In answering ii) using the notes:

V1 = 230
I = 4.8
ϕ = P.F (power Factor)
p = 470

P.F = P/(1.732 x V x I)

P.F = 470/(.732 x 230 x 4.8)

P.F = 0.246

using formulae from notes:

R0=V1/Icosϕ and X0=V1/Isinϕ

R0=230/(4.8cos0.246) and X0=230/(4.8sin0.246)

R0=47.92w and X0= 11160.29w

The magnetisation losses seem too large since the actual stator power is only 470w? i think i must be missing something to be getting such a large magnetisation power loss.
 

Answers and Replies

  • #2
Henryk
Gold Member
260
102
I was told that the power factor is given as ##PF = \frac P {V*I}##. I don't understand where did you get the coefficient 1.732 (or is it 0.732??). Now, the true power is given by (in case where both, current and voltage are sinusoidal) ##P = V * I * cos(\phi)##, in other words, power factor is just ##cos(\phi)## (not ##\phi##!!)
 
  • #3
486
130
In my opinion, the idea of this exercise is to consider the stator power as magnetic losses and windage and friction-neglecting other. Since the speed is constant the windage and friction losses are constant, also.

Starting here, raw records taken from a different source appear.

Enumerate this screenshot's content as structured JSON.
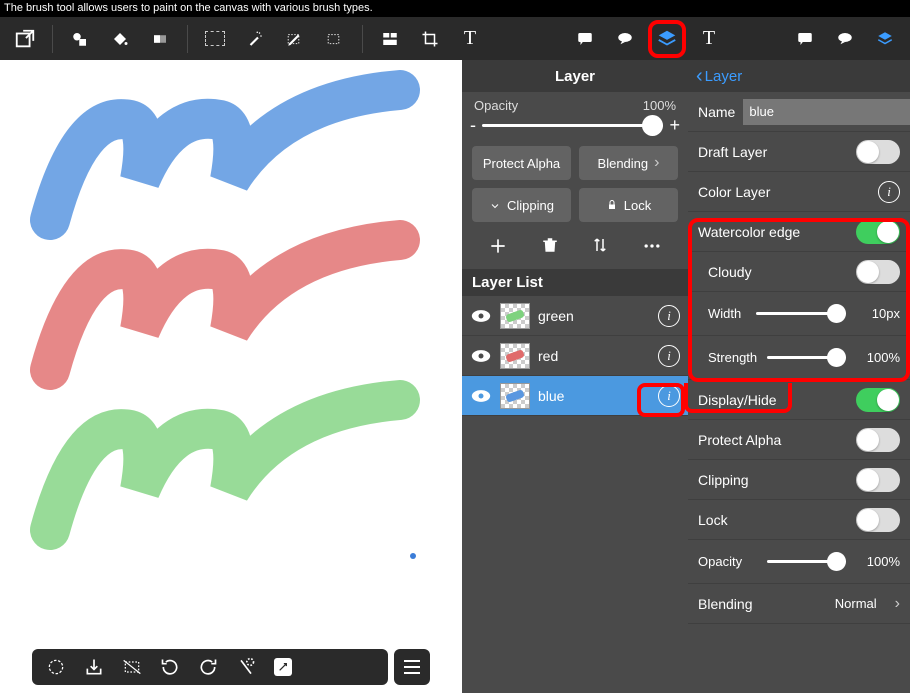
{
  "tooltip": "The brush tool allows users to paint on the canvas with various brush types.",
  "panel1": {
    "title": "Layer",
    "opacityLabel": "Opacity",
    "opacityValue": "100%",
    "minus": "-",
    "plus": "+",
    "protectAlpha": "Protect Alpha",
    "blending": "Blending",
    "clipping": "Clipping",
    "lock": "Lock",
    "listHeader": "Layer List",
    "layers": [
      {
        "name": "green",
        "color": "#7ed27e"
      },
      {
        "name": "red",
        "color": "#e06a6a"
      },
      {
        "name": "blue",
        "color": "#5a97e0"
      }
    ]
  },
  "panel2": {
    "back": "Layer",
    "nameLabel": "Name",
    "nameValue": "blue",
    "draftLayer": "Draft Layer",
    "colorLayer": "Color Layer",
    "watercolorEdge": "Watercolor edge",
    "cloudy": "Cloudy",
    "widthLabel": "Width",
    "widthValue": "10px",
    "strengthLabel": "Strength",
    "strengthValue": "100%",
    "displayHide": "Display/Hide",
    "protectAlpha": "Protect Alpha",
    "clipping": "Clipping",
    "lock": "Lock",
    "opacityLabel": "Opacity",
    "opacityValue": "100%",
    "blendingLabel": "Blending",
    "blendingValue": "Normal"
  }
}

The magnetic losses have to be proportional with voltage. Then if voltage is "zero" only windage and friction remain. [by the way if voltage is zero no torque is expected so the rotor does not rotate!]

In this case windage and friction losses are approx.219 W [from the extension of the curve P_V] then the magnetic losses at 230 V are 251 W. From here Ro=V^2/Pmag. But Xo=3.V^2/Q [Q=total reactive power input-if S it is the apparent power=3*Vline*Iline then Q=√(S^2-Ptot^2) Ptot [at 230 V =470 W]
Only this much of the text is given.